Adding links that point to the spammer's web site artificially increases the site's search engine ranking. An increased ranking often results in the spammer's commercial site being listed ahead of other sites for certain searches, increasing the number of potential visitors and paying customers.

Possible solutions

  • Disallowing multiple consecutive submissions
    It is rare on a site that a user would reply to their own comment, yet spammers typically will do. Checking that the user's IP address is not replying to a user of the same IP address will significantly reduce flooding. This however proves problematic in the fairly rare instance when multiple users, behind the same proxy, wish to comment on the same entry.

  • Blocking by keyword
    Blocking specific words from posts is one of the simplest and most effective ways to reduce spam. Much spam can be blocked simply by banning names of popular pharmaceuticals and casino games.

    This is a good long-term solution, because it's not beneficial for spammers to change keywords to "[email protected]" or such, because keywords must be readable and indexed by search engine bots to be effective.

  • nofollow
    Google announced in early 2005 that hyperlinks with rel="nofollow" attribute would not be crawled or influence the link target's ranking in the search engine's index. The Yahoo and MSN search engines also respect this tag.

    Using rel="nofollow" is a much easier solution that makes the improvised techniques above irrelevant. Most weblog software now marks reader-submitted links this way by default (with no option to disable it without code modification). A more sophisticated server software could spare the nofollow for links submitted by trusted users like those registered for a long time, on a whitelist, or with a high karma.
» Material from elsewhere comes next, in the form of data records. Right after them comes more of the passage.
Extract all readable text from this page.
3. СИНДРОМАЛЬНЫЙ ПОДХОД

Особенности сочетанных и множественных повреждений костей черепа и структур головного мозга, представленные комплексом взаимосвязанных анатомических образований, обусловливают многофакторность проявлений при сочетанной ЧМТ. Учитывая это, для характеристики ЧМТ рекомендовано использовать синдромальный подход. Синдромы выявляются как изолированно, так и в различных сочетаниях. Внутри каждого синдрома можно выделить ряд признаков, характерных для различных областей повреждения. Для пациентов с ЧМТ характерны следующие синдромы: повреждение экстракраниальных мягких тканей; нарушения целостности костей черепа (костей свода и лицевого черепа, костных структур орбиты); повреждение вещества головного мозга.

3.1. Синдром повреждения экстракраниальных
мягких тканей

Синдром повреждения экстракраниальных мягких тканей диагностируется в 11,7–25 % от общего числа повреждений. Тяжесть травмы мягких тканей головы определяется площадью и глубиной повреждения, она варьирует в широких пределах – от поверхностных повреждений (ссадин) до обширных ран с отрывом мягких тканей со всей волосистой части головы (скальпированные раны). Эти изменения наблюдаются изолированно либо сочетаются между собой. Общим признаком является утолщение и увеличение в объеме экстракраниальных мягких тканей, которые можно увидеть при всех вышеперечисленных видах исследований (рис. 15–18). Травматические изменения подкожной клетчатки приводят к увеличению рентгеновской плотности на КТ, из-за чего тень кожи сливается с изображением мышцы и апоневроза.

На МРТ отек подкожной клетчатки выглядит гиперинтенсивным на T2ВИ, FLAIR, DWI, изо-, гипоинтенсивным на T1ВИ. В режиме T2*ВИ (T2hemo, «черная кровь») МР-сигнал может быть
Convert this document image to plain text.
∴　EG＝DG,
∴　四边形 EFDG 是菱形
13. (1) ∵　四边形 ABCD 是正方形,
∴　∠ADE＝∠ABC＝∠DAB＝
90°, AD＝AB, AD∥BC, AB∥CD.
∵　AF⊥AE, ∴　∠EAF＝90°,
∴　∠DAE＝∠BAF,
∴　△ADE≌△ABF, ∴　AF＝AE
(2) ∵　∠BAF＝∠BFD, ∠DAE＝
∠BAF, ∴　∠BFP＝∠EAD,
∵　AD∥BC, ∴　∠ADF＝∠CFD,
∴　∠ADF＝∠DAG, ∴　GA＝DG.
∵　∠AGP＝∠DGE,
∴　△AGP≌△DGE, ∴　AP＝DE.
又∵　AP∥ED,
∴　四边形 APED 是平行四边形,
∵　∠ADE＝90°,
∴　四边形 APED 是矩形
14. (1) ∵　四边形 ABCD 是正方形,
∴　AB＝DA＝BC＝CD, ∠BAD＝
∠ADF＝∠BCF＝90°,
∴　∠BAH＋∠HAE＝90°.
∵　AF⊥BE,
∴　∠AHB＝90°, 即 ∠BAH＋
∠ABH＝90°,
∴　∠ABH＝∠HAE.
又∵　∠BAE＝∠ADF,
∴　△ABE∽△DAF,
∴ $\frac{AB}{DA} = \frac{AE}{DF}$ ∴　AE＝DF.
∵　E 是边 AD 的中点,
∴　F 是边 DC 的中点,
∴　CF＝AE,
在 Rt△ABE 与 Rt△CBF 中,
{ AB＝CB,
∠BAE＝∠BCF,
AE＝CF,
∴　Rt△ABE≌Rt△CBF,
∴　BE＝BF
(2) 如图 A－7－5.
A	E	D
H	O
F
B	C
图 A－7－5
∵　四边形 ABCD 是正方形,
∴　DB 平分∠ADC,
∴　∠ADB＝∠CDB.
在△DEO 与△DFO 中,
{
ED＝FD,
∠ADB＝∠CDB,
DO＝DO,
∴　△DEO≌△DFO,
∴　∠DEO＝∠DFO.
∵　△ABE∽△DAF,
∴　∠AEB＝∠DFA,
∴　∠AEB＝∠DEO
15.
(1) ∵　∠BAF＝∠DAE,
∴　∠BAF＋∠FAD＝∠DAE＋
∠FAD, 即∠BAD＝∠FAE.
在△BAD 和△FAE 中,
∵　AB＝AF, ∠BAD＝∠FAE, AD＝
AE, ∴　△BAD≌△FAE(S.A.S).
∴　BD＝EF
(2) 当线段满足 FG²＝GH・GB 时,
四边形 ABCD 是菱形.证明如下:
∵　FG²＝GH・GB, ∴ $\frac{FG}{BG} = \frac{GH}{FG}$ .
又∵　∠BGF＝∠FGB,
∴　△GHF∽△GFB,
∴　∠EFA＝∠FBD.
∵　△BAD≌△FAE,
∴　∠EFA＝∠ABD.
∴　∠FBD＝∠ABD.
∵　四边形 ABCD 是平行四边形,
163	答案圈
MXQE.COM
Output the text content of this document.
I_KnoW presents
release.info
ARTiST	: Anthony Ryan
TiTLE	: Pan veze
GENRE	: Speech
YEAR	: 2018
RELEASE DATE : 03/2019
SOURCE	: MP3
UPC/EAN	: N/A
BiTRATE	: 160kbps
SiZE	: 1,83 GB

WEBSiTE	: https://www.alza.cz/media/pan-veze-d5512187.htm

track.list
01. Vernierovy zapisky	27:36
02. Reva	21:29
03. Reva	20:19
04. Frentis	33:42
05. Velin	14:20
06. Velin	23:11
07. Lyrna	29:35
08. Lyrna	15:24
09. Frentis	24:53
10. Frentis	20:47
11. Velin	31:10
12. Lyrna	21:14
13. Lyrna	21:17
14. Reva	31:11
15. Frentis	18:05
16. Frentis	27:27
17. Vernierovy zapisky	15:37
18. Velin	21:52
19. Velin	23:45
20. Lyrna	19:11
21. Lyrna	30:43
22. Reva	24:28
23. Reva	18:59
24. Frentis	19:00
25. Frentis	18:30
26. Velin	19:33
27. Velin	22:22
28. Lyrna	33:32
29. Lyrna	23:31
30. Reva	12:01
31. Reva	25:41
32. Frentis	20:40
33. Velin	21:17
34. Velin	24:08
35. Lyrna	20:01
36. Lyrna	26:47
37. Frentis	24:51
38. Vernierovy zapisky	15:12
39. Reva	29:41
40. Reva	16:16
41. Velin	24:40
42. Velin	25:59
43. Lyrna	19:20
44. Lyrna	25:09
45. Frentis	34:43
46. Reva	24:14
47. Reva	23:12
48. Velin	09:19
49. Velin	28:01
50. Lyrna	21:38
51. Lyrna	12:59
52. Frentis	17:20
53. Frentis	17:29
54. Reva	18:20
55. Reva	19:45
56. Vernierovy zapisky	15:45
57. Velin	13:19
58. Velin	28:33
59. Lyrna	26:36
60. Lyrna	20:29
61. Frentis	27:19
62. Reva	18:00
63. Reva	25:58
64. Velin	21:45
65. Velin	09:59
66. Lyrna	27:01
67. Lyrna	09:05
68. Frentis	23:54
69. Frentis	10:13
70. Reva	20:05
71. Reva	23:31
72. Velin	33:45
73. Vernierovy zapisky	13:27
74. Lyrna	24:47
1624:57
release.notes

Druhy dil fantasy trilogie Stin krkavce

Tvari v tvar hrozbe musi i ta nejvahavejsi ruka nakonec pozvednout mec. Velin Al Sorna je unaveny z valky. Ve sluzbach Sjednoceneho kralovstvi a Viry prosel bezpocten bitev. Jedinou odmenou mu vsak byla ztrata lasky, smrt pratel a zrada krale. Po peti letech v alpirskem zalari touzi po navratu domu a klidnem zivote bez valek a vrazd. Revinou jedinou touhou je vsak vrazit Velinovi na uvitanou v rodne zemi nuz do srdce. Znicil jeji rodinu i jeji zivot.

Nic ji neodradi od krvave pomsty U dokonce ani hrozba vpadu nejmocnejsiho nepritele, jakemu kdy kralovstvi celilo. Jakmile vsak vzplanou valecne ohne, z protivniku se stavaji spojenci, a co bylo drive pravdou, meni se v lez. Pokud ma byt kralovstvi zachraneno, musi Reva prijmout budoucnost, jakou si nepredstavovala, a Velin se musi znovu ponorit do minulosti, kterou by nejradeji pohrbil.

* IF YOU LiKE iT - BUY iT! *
Some server software adds rel="nofollow" to pages that have been recently edited but omits it from stable pages, under the theory that stable pages will have had offending links removed by human editors.
Some weblog authors object to the use of rel="nofollow", arguing, for example, that

  • Link spammers will continue to spam everyone to reach the sites that do not use rel="nofollow"

  • Link spammers will continue to place links for clicking (by surfers) even if those links are ignored by search engines.

  • Google is advocating the use of rel="nofollow" in order to reduce the effect of heavy inter-blog linking on page ranking.

  • Google is advocating the use of rel="nofollow" only to minimize its own filtering efforts and to deflect that this actually had better been called rel="nopagerank".

  • Nofollow may reduce the value of legitimate comments
Other websites like Slashdot, with high user participation, use improvised nofollow implementations like adding rel="nofollow" only for potentially misbehaving users. Potential spammers posting as users can be determined through various heuristics like age of registered account and other factors. Slashdot also uses the poster's karma as a determinant in attaching a nofollow tag to user submitted links.

rel="nofollow" has come to be regarded as a microformat.